In a report by Bloomberg Law, Jennifer Hijazi outlines that the air one breathes outside is more heavily regulated than the air a person breathes in their own home, and air quality advocates want more protection for indoor air quality issues – especially as climate change impacts like fires and heat force people to seek shelter indoors.

The article goes on to explain that harmful indoor air quality has been listed as one of the top five environmental risks to public health, according to the USA’s Environmental Protection Agency comparative risk studies. American Lung Association Director of Environmental Health Kevin Stewart told Bloomberg Law: “Climate change and the Covid crisis are certainly helping to bring that more into the public consciousness and into the consciousness of policymakers,”.

Asbestos from building materials, particulate matter released from cooking, outdoor pollution seepage, and even popular scented candles contribute to indoor emissions that lead to more than 4 million premature global deaths a year, according to World Health Organization data. In addition, mineral wool insulation, essentially the successor to the now banned asbestos, is the subject of health concerns, including that it may cause Chronic Obstructive Pulmonary Disease (COPD), a serious long term illness that reduces lung capacity.

Other indoor pollution sources including adhesives, mold, manufactured wood, and cleaning supplies can contribute to short- and long-term illnesses like asthma in concentrated doses.
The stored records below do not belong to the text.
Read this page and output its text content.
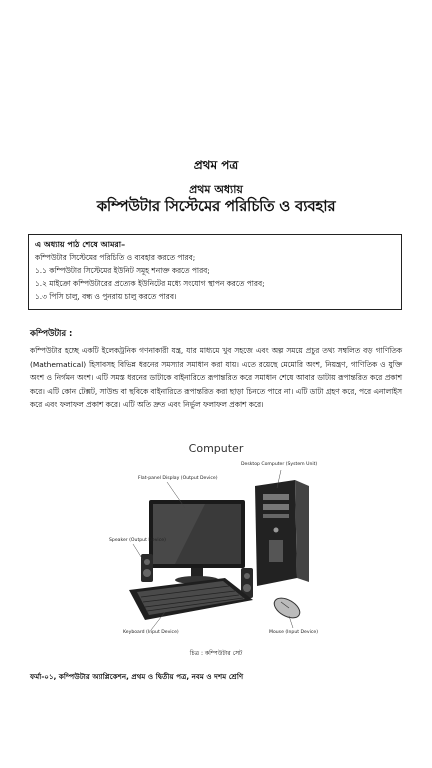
প্রথম পত্র
প্রথম অধ্যায়
কম্পিউটার সিস্টেমের পরিচিতি ও ব্যবহার
এ অধ্যায় পাঠ শেষে আমরা–
কম্পিউটার সিস্টেমের পরিচিতি ও ব্যবহার করতে পারব;
১.১ কম্পিউটার সিস্টেমের ইউনিট সমূহ শনাক্ত করতে পারব;
১.২ মাইক্রো কম্পিউটারের প্রত্যেক ইউনিটের মধ্যে সংযোগ স্থাপন করতে পারব;
১.৩ পিসি চালু, বন্ধ ও পুনরায় চালু করতে পারব।
কম্পিউটার :
কম্পিউটার হচ্ছে একটি ইলেকট্রনিক গণনাকারী যন্ত্র, যার মাধ্যমে খুব সহজে এবং অল্প সময়ে প্রচুর তথ্য সম্বলিত বড় গাণিতিক (Mathematical) হিসাবসহ বিভিন্ন ধরনের সমস্যার সমাধান করা যায়। এতে রয়েছে মেমোরি অংশ, নিয়ন্ত্রণ, গাণিতিক ও যুক্তি অংশ ও নির্গমন অংশ। এটি সমস্ত ধরনের ডাটাকে বাইনারিতে রূপান্তরিত করে সমাধান শেষে আবার ডাটায় রূপান্তরিত করে প্রকাশ করে। এটি কোন টেক্সট, সাউন্ড বা ছবিকে বাইনারিতে রূপান্তরিত করা ছাড়া চিনতে পারে না। এটি ডাটা গ্রহণ করে, পরে এনালাইস করে এবং ফলাফল প্রকাশ করে। এটি অতি দ্রুত এবং নির্ভুল ফলাফল প্রকাশ করে।
Computer
Flat-panel Display (Output Device)
Desktop Computer (System Unit)
Speaker (Output Device)
Keyboard (Input Device)	Mouse (Input Device)
চিত্র : কম্পিউটার সেট
ফর্মা-০১, কম্পিউটার অ্যাপ্লিকেশন, প্রথম ও দ্বিতীয় পত্র, নবম ও দশম শ্রেণি
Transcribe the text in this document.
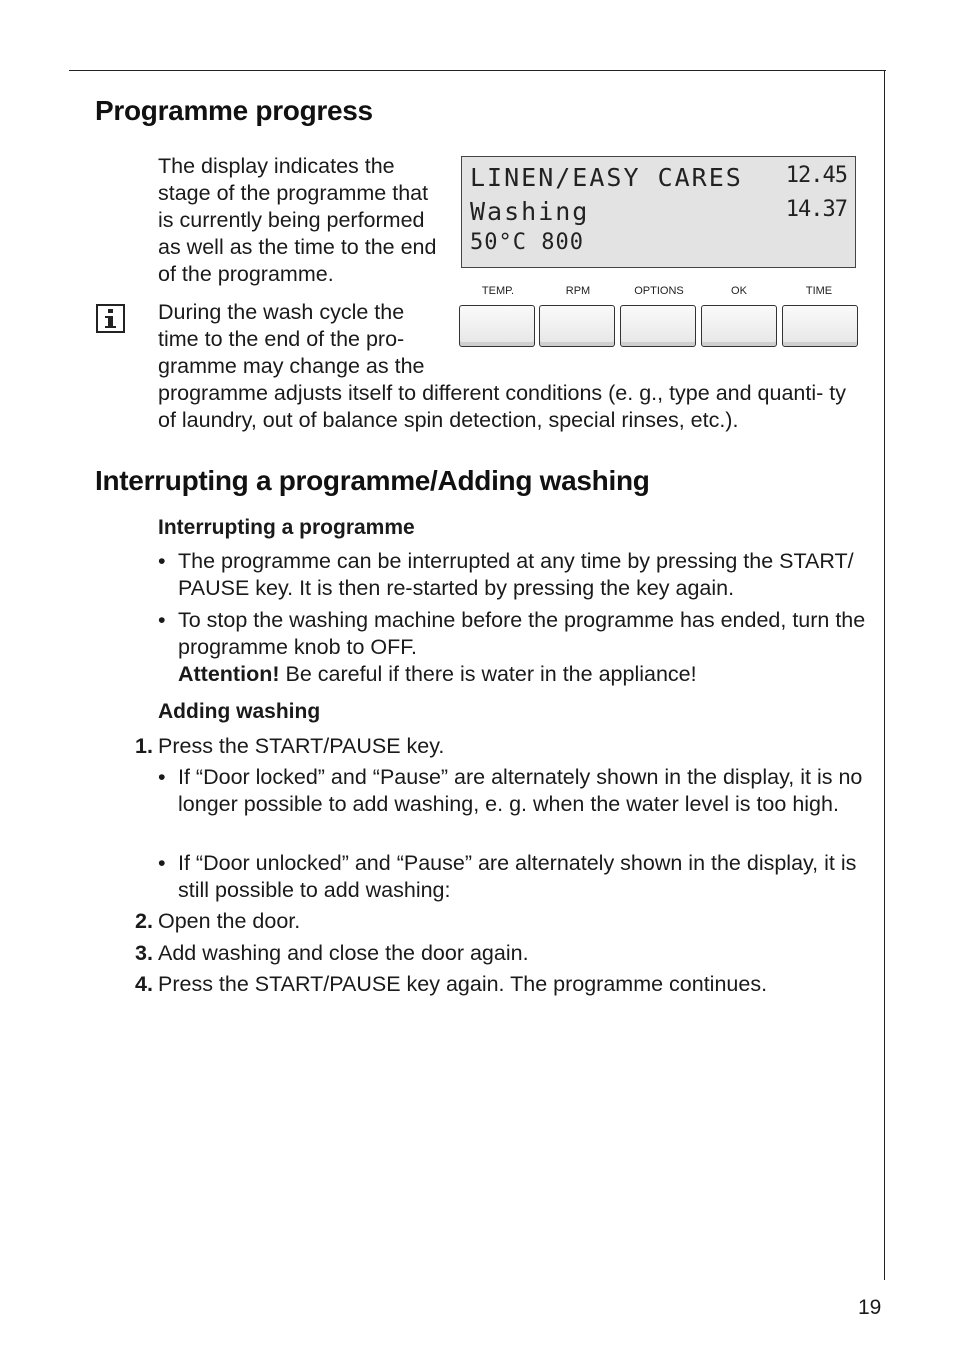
Programme progress
The display indicates the stage of the programme that is currently being performed as well as the time to the end of the programme.
During the wash cycle the time to the end of the pro- gramme may change as the
programme adjusts itself to different conditions (e. g., type and quanti- ty of laundry, out of balance spin detection, special rinses, etc.).
LINEN/EASY CARES 12.45
Washing	14.37
50°C 800
TEMP.	RPM	OPTIONS	OK	TIME
Interrupting a programme/Adding washing
Interrupting a programme
• The programme can be interrupted at any time by pressing the START/ PAUSE key. It is then re-started by pressing the key again.
• To stop the washing machine before the programme has ended, turn the programme knob to OFF.
Attention! Be careful if there is water in the appliance!
Adding washing
1. Press the START/PAUSE key.
• If “Door locked” and “Pause” are alternately shown in the display, it is no longer possible to add washing, e. g. when the water level is too high.
• If “Door unlocked” and “Pause” are alternately shown in the display, it is still possible to add washing:
2. Open the door.
3. Add washing and close the door again.
4. Press the START/PAUSE key again. The programme continues.
19
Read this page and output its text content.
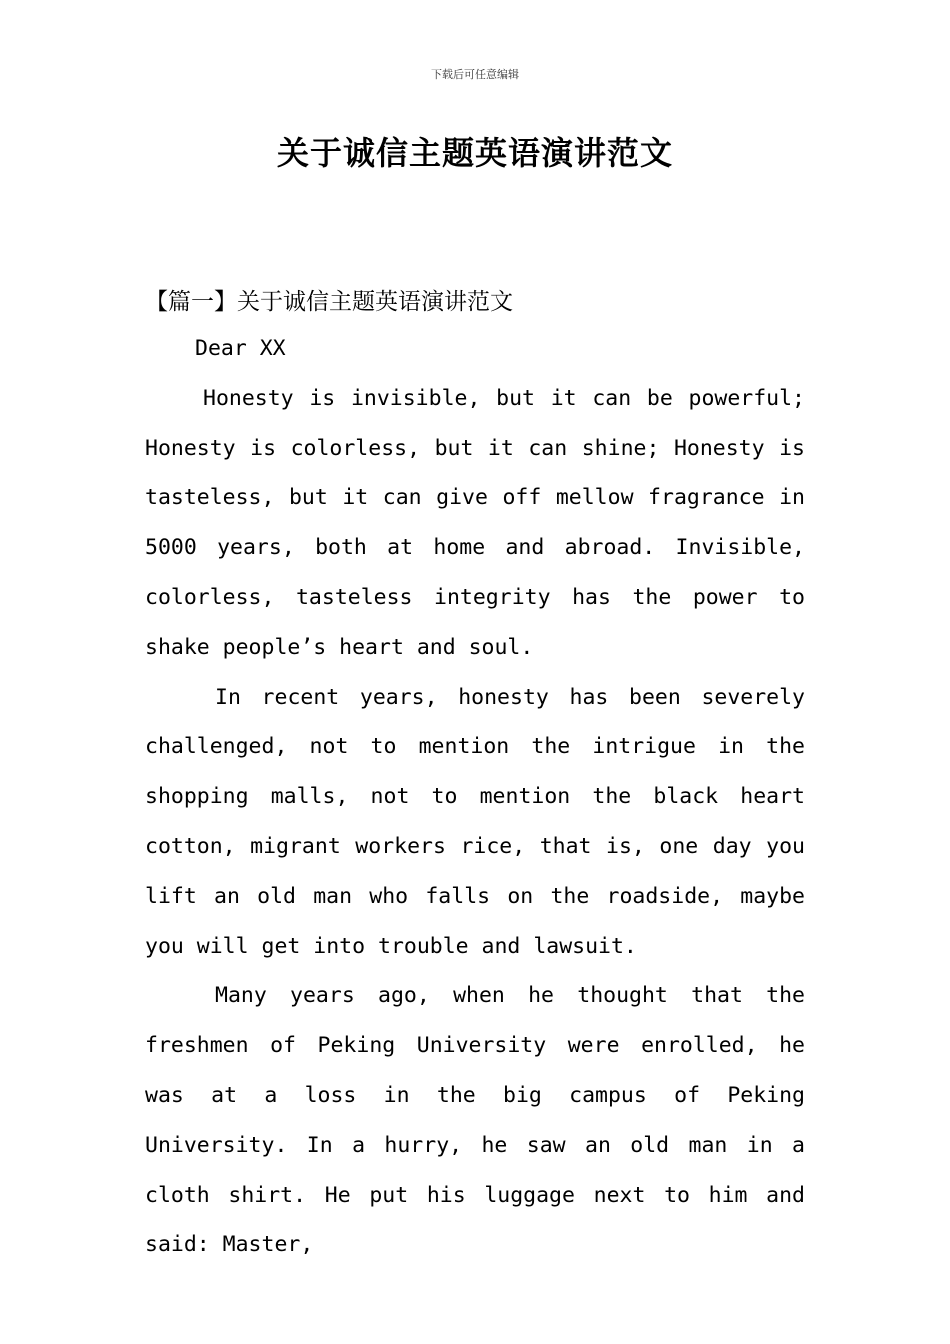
下载后可任意编辑
关于诚信主题英语演讲范文
【篇一】关于诚信主题英语演讲范文

Dear XX

Honesty is invisible, but it can be powerful; Honesty is colorless, but it can shine; Honesty is tasteless, but it can give off mellow fragrance in 5000 years, both at home and abroad. Invisible, colorless, tasteless integrity has the power to shake people’s heart and soul.

In recent years, honesty has been severely challenged, not to mention the intrigue in the shopping malls, not to mention the black heart cotton, migrant workers rice, that is, one day you lift an old man who falls on the roadside, maybe you will get into trouble and lawsuit.

Many years ago, when he thought that the freshmen of Peking University were enrolled, he was at a loss in the big campus of Peking University. In a hurry, he saw an old man in a cloth shirt. He put his luggage next to him and said: Master,
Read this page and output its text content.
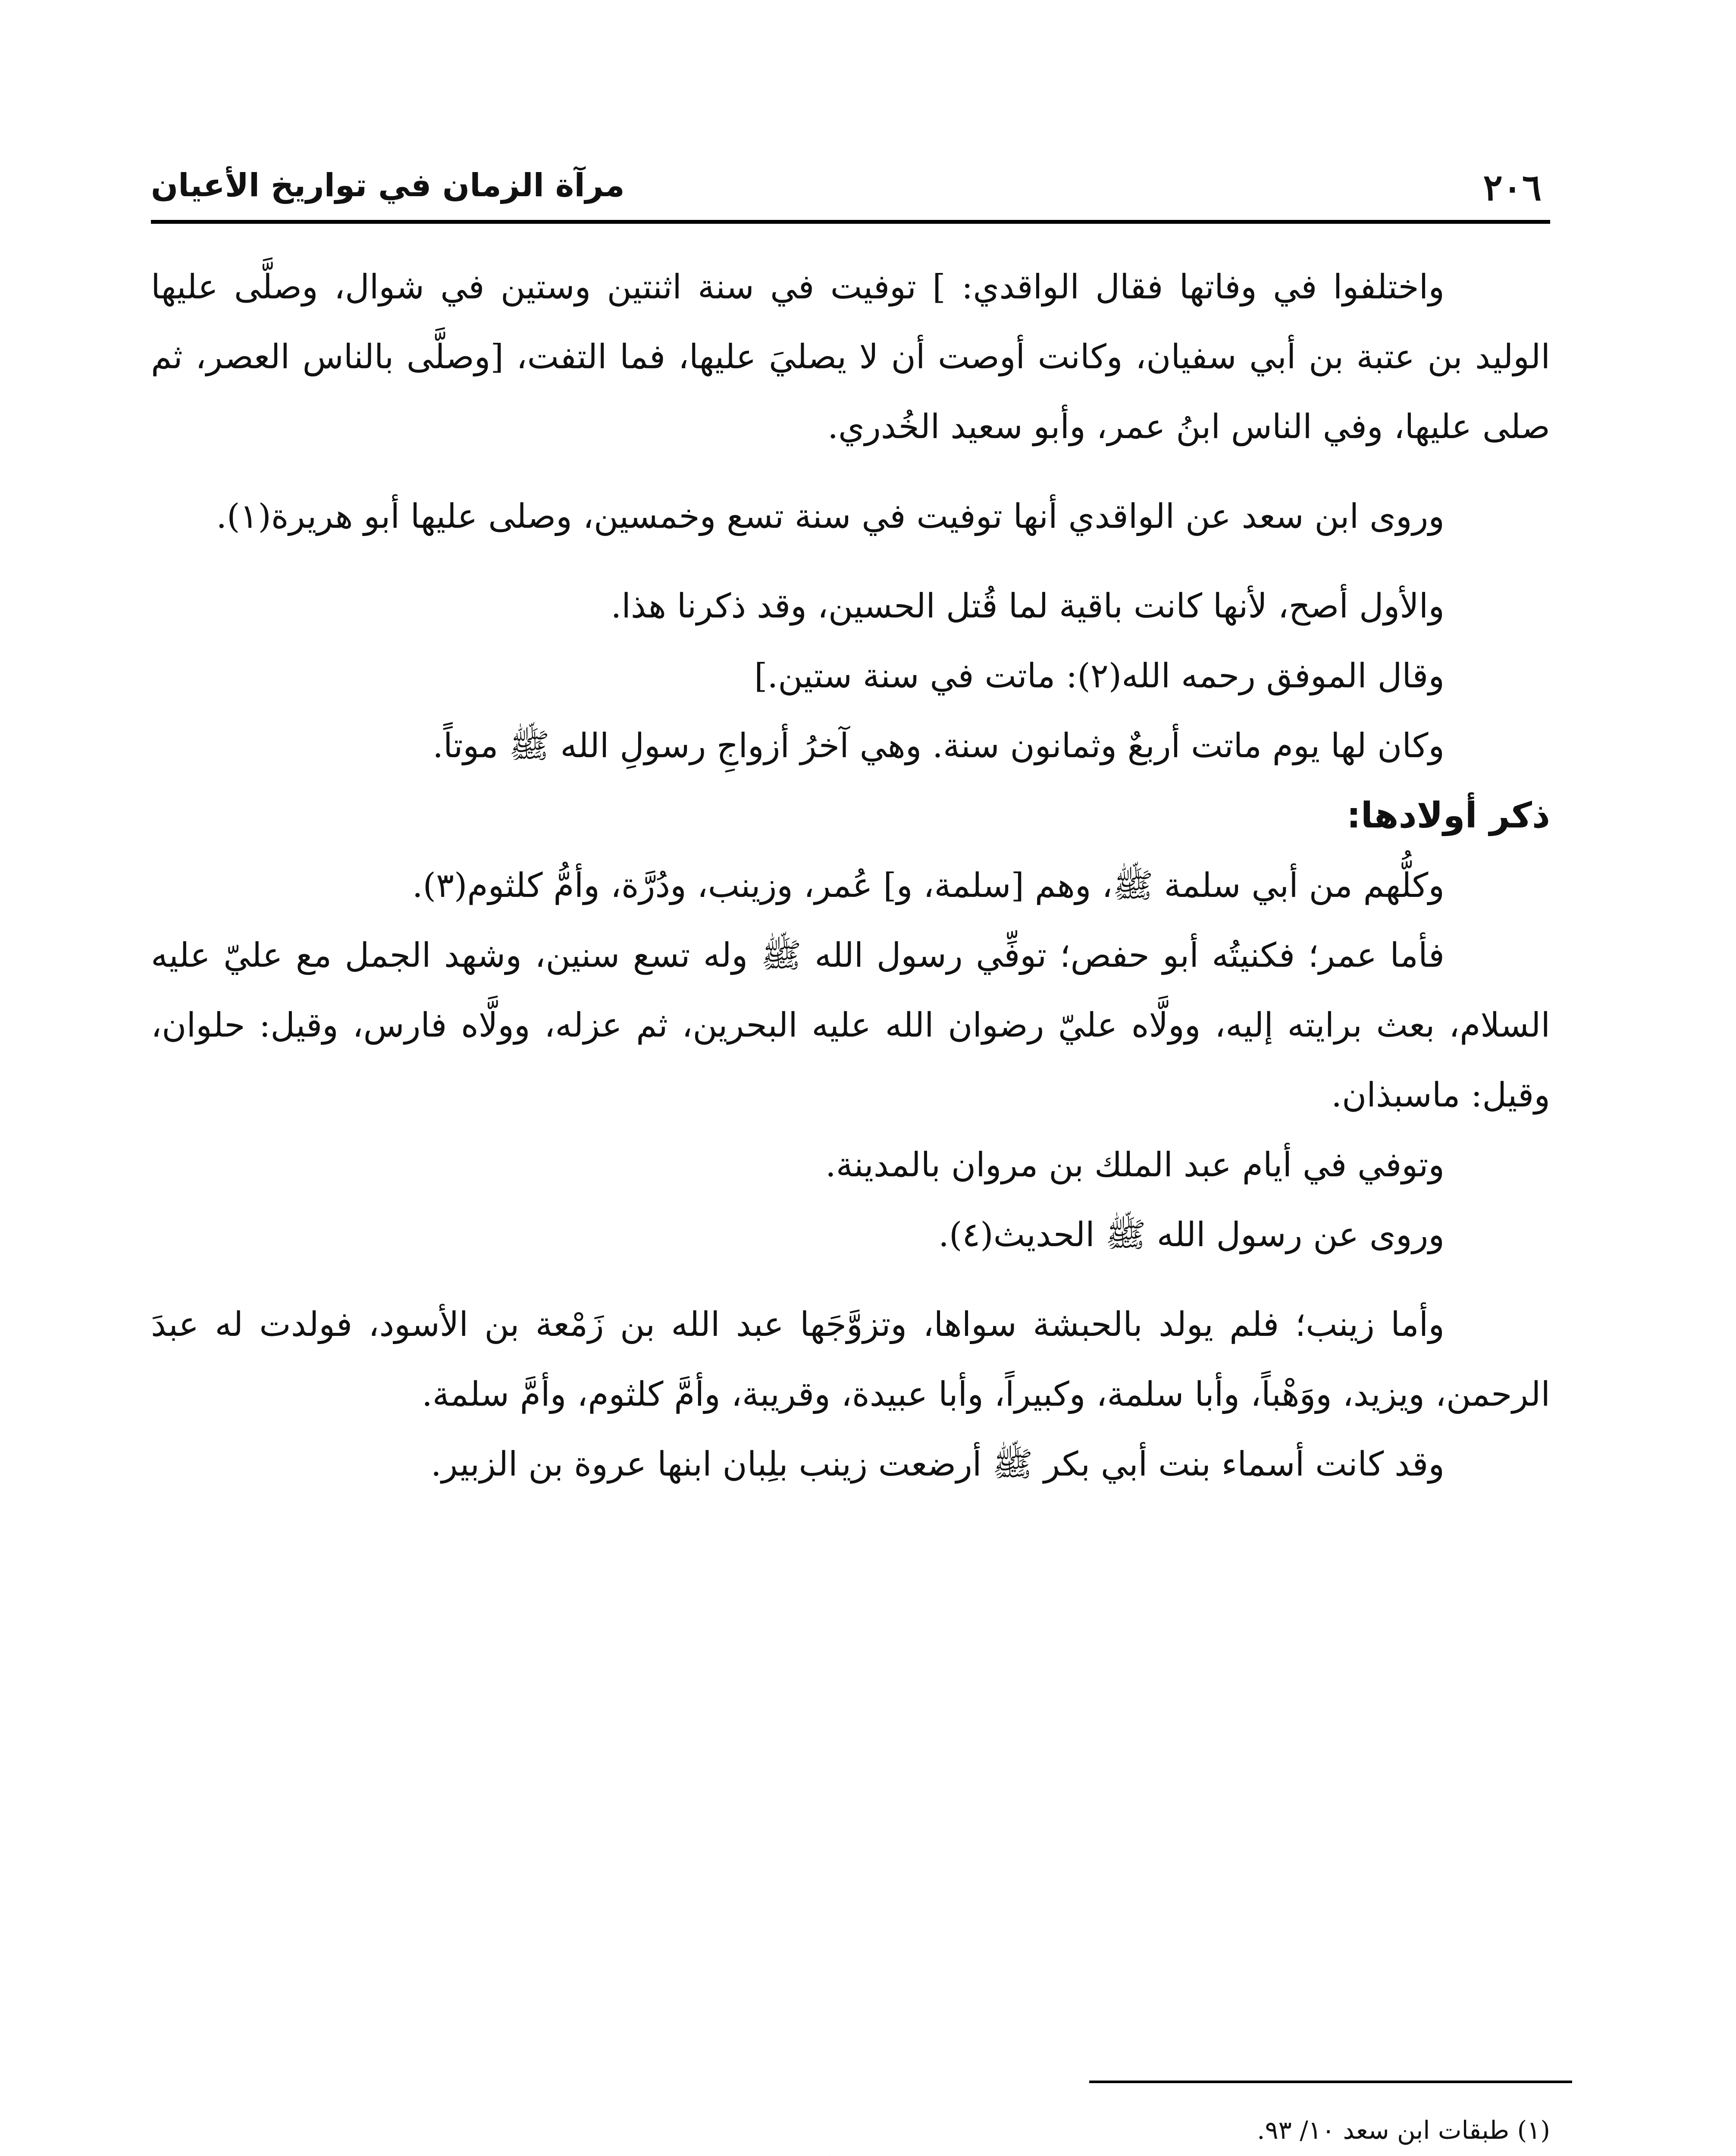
٢٠٦
مرآة الزمان في تواريخ الأعيان

واختلفوا في وفاتها فقال الواقدي: ] توفيت في سنة اثنتين وستين في شوال، وصلَّى عليها الوليد بن عتبة بن أبي سفيان، وكانت أوصت أن لا يصليَ عليها، فما التفت، [وصلَّى بالناس العصر، ثم صلى عليها، وفي الناس ابنُ عمر، وأبو سعيد الخُدري.

وروى ابن سعد عن الواقدي أنها توفيت في سنة تسع وخمسين، وصلى عليها أبو هريرة(١).

والأول أصح، لأنها كانت باقية لما قُتل الحسين، وقد ذكرنا هذا.

وقال الموفق رحمه الله(٢): ماتت في سنة ستين.]

وكان لها يوم ماتت أربعٌ وثمانون سنة. وهي آخرُ أزواجِ رسولِ الله ﷺ موتاً.

ذكر أولادها:

وكلُّهم من أبي سلمة ﷺ، وهم [سلمة، و] عُمر، وزينب، ودُرَّة، وأمُّ كلثوم(٣).

فأما عمر؛ فكنيتُه أبو حفص؛ توفِّي رسول الله ﷺ وله تسع سنين، وشهد الجمل مع عليّ عليه السلام، بعث برايته إليه، وولَّاه عليّ رضوان الله عليه البحرين، ثم عزله، وولَّاه فارس، وقيل: حلوان، وقيل: ماسبذان.

وتوفي في أيام عبد الملك بن مروان بالمدينة.

وروى عن رسول الله ﷺ الحديث(٤).

وأما زينب؛ فلم يولد بالحبشة سواها، وتزوَّجَها عبد الله بن زَمْعة بن الأسود، فولدت له عبدَ الرحمن، ويزيد، ووَهْباً، وأبا سلمة، وكبيراً، وأبا عبيدة، وقريبة، وأمَّ كلثوم، وأمَّ سلمة.

وقد كانت أسماء بنت أبي بكر ﷺ أرضعت زينب بلِبان ابنها عروة بن الزبير.

(١) طبقات ابن سعد ١٠/ ٩٣.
People living and working inside inadequately ventilated buildings can also experience “sick building syndrome,” which results in nausea and dizziness.

Bloomberg Law explains that the WHO has set minimum standards for indoor air pollutants, such as benzene and carbon monoxide, while some European Union countries like France and Germany have taken steps to draft legislation or national plans for indoor air quality.

Other countries “take the science a little bit earlier out of the gate and put it in policy, and we (in the USA) tend to take 20, 30, 40 years,” according to Gillian Mittelstaedt, executive director of the Tribal Healthy Homes Network, an organization that advocates for healthy indoor air in tribal communities.

The Clean Air Act led to major improvements for U.S. air, but that’s “never been enough” to mitigate harm from indoor environments where Americans spend 90% of their time, University of Nottingham professor and retired Lawrence Berkeley National Laboratory senior scientist Max Sherman told Bloomberg Law.

“The current problems are different,” he said. “And either the Act must be reinterpreted or changed or evolved to be able to include the sources that are of growing importance.”

Indoor air quality advocates continue to push for better protections, including through better model standards that can be adopted into building codes.

“One of the best things we can do to improve things is to raise minimum standards by however much we can,” said William P. Bahnfleth, an architectural engineering professor at Pennsylvania State University.

Advocates are hopeful that increased funding for research, more robust guidance, and the adoption of local solutions could also ease the burden.

“The solution is going to be multi-pronged; there is no silver bullet,” Mittelstaedt said.